Melissa Wong, whose 12-year-old son returned to school today, said she felt anxious but will still send him to school.

“I realise that my child will eventually need to learn to adapt to the new normal. He misses school, his teachers and friends. I think social interaction is important at their age, albeit at a distance now, ” she added.

Wong, 42, said she had been constantly reminding her son about what needed to be done “in the new normal”.

She added that she had equipped him with hand sanitisers, masks and wet wipes for school.

Wong also said her son’s school provided them with the SOP, but she found them inadequate.

For example, she said, there was no detailed explanation on the procedure if a child falls sick or what happens at dismissal time.

“But I understand that the situation is new, and the school and ministry are also trying their best, ” she added.

Sheikh Faisal Sheikh Mansor, 46, is confident his daughter’s school, SK Taman Megah, Petaling Jaya, has taken all the necessary precautions to welcome pupils back today.
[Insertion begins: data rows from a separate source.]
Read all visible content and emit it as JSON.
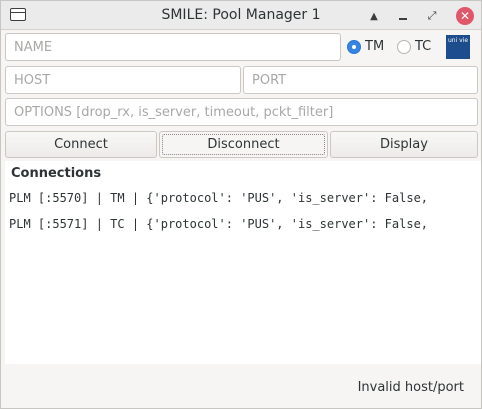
{
  "window": {
    "title": "SMILE: Pool Manager 1",
    "shade_glyph": "▲",
    "maximize_glyph": "⤢",
    "close_glyph": "✕"
  },
  "form": {
    "name_placeholder": "NAME",
    "host_placeholder": "HOST",
    "port_placeholder": "PORT",
    "options_placeholder": "OPTIONS [drop_rx, is_server, timeout, pckt_filter]",
    "radio_tm": "TM",
    "radio_tc": "TC",
    "selected": "TM",
    "logo_text": "uni vie"
  },
  "buttons": {
    "connect": "Connect",
    "disconnect": "Disconnect",
    "display": "Display"
  },
  "connections": {
    "title": "Connections",
    "lines": [
      "PLM [:5570] | TM | {'protocol': 'PUS', 'is_server': False,",
      "PLM [:5571] | TC | {'protocol': 'PUS', 'is_server': False,"
    ]
  },
  "status": "Invalid host/port",
  "colors": {
    "accent": "#3584e4",
    "close": "#e0566b",
    "logo": "#1d4d8c"
  }
}
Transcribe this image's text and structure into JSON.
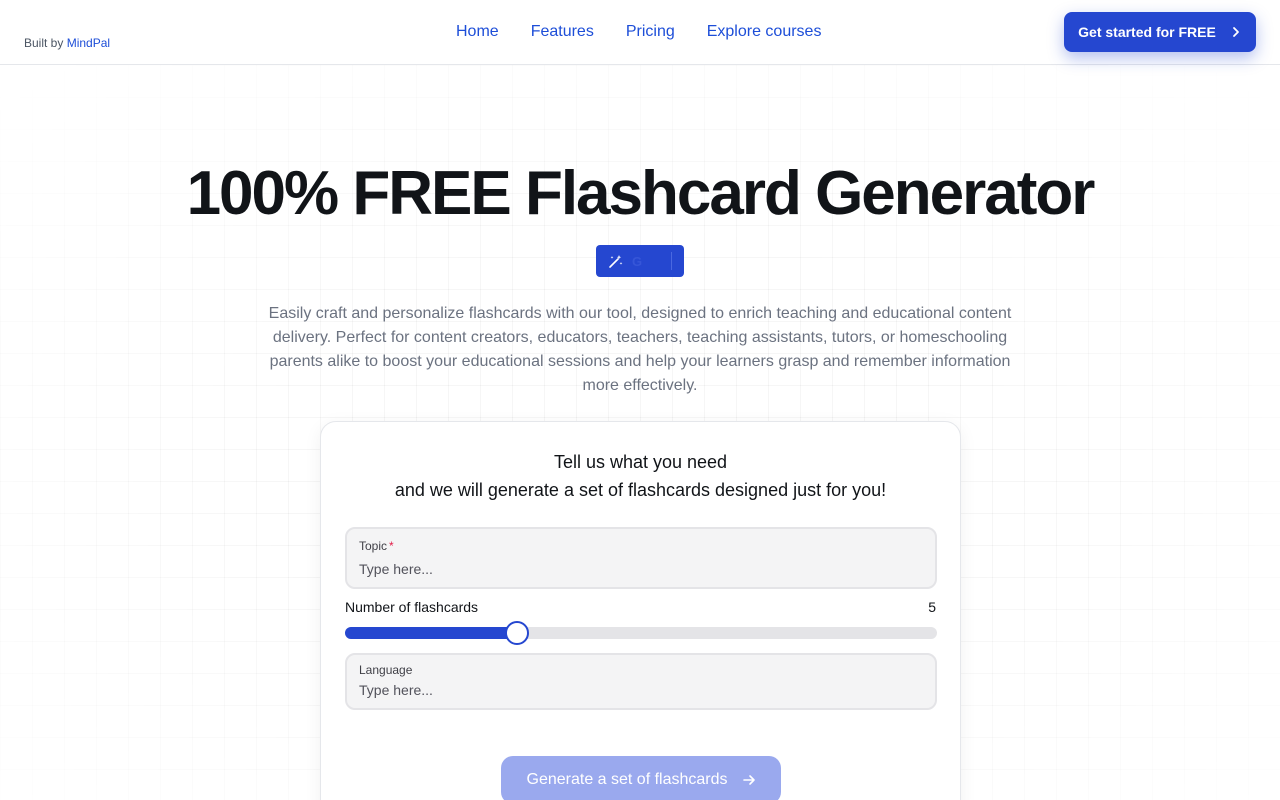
{
  "header": {
    "brand_prefix": "Built by",
    "brand_name": "MindPal",
    "nav": [
      "Home",
      "Features",
      "Pricing",
      "Explore courses"
    ],
    "cta_label": "Get started for FREE"
  },
  "hero": {
    "title": "100% FREE Flashcard Generator",
    "badge_text": "G",
    "description": "Easily craft and personalize flashcards with our tool, designed to enrich teaching and educational content delivery. Perfect for content creators, educators, teachers, teaching assistants, tutors, or homeschooling parents alike to boost your educational sessions and help your learners grasp and remember information more effectively."
  },
  "form": {
    "heading_line1": "Tell us what you need",
    "heading_line2": "and we will generate a set of flashcards designed just for you!",
    "topic": {
      "label": "Topic",
      "required_mark": "*",
      "placeholder": "Type here...",
      "value": ""
    },
    "count": {
      "label": "Number of flashcards",
      "value": "5",
      "fill_percent": 29
    },
    "language": {
      "label": "Language",
      "placeholder": "Type here...",
      "value": ""
    },
    "submit_label": "Generate a set of flashcards"
  },
  "colors": {
    "accent": "#2547d0",
    "accent_disabled": "#9aa9ee",
    "link": "#1d4ed8",
    "required": "#e11d48"
  },
  "icons": {
    "cta": "chevron-right-icon",
    "badge": "magic-wand-icon",
    "submit": "arrow-right-icon"
  }
}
He said the school and the Parent-Teacher Association (PTA) had taken extra measures to reassure parents that it was safe for their children to return to school.

The PTA has also prepared a “welcome kit” consisting of a face shield and hand sanitiser for students, said Sheikh Faisal, who is also a PTA committee member.
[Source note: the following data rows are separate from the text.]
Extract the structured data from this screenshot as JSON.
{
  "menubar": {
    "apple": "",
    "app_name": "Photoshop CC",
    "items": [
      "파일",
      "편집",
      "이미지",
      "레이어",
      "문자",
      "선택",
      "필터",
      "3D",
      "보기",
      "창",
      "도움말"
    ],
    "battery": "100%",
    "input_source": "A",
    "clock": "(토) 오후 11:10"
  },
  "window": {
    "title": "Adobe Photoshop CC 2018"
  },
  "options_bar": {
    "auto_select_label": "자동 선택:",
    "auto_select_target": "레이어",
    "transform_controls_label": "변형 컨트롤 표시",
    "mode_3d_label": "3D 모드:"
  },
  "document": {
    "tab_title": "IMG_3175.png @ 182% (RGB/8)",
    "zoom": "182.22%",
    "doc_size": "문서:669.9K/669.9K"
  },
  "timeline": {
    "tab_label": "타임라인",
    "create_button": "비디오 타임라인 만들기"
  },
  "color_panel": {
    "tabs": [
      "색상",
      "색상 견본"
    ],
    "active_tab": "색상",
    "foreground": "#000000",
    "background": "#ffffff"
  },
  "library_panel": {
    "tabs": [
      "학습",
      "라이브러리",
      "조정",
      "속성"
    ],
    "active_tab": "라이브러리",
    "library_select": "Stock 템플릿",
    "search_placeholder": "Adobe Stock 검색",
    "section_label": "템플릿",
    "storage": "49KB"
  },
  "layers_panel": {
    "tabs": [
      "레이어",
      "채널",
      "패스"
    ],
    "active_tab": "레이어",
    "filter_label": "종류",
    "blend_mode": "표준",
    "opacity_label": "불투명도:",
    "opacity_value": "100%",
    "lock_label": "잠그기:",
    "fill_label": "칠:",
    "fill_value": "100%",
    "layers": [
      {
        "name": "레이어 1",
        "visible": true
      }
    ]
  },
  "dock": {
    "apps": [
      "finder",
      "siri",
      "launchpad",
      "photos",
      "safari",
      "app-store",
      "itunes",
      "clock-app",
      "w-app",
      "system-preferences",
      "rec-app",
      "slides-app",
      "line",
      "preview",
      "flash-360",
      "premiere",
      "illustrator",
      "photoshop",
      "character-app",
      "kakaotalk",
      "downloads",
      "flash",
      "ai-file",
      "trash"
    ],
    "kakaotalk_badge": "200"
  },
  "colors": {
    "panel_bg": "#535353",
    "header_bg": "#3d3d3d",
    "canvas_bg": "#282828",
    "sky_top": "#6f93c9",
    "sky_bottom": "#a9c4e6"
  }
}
“Classes have been rearranged three times since the first announcement about school reopening.

“Adhering to the latest 1m shoulder-to-shoulder distance requirement in the classrooms, the school managed to fit in all the students in their respective classes, ” he said.

He added that each class had an average of 30 to 40 students.

“The desks are arranged according to exam configuration, ” he said, adding that his daughter’s school is operating on the one-session model.

Sheikh Faisal, a father of two, said he had briefed his children about social distancing and hygiene.

“Always make sure the hands are clean and no sharing of food or eating utensils. We have prepared them with masks, hand sanitisers and wipes.

“We just hope that other parents are taking the same precautionary measures and ensure that only healthy kids go to school so that we would worry less when our children are in school, ” he added.

Sheikh Faisal also said that although school transport operators had taken extra social distancing measures, he would personally send his children to school in the first two weeks.

“We have done our best, both the school and the PTA. With that, I am happy.”

Melaka Action Group for Parents in Education chairman Mak Chee Kin said parents were unaware that the initial social distancing guideline in class was changed to accommodate more students.

Mak said Radzi first told parents that not more than 20 students would be in a class.

But the number of students per class has now been increased to between 30 and 40.

He also said this was very risky as social distancing “is paramount” in keeping everyone safe from Covid-19.

While adhering strictly to the SOP, consider splitting the class where half will stay home and follow physical classes online, Parent Action Group for Education Malaysia chairman Datin Noor Azimah Abdul Rahim said, referring to the rotational model.

She cautioned against allowing so many students into a classroom at any given time, potentially crowding it.

“Alternate the days or face a second wave of infections. We do not know who may be asymptomatic.”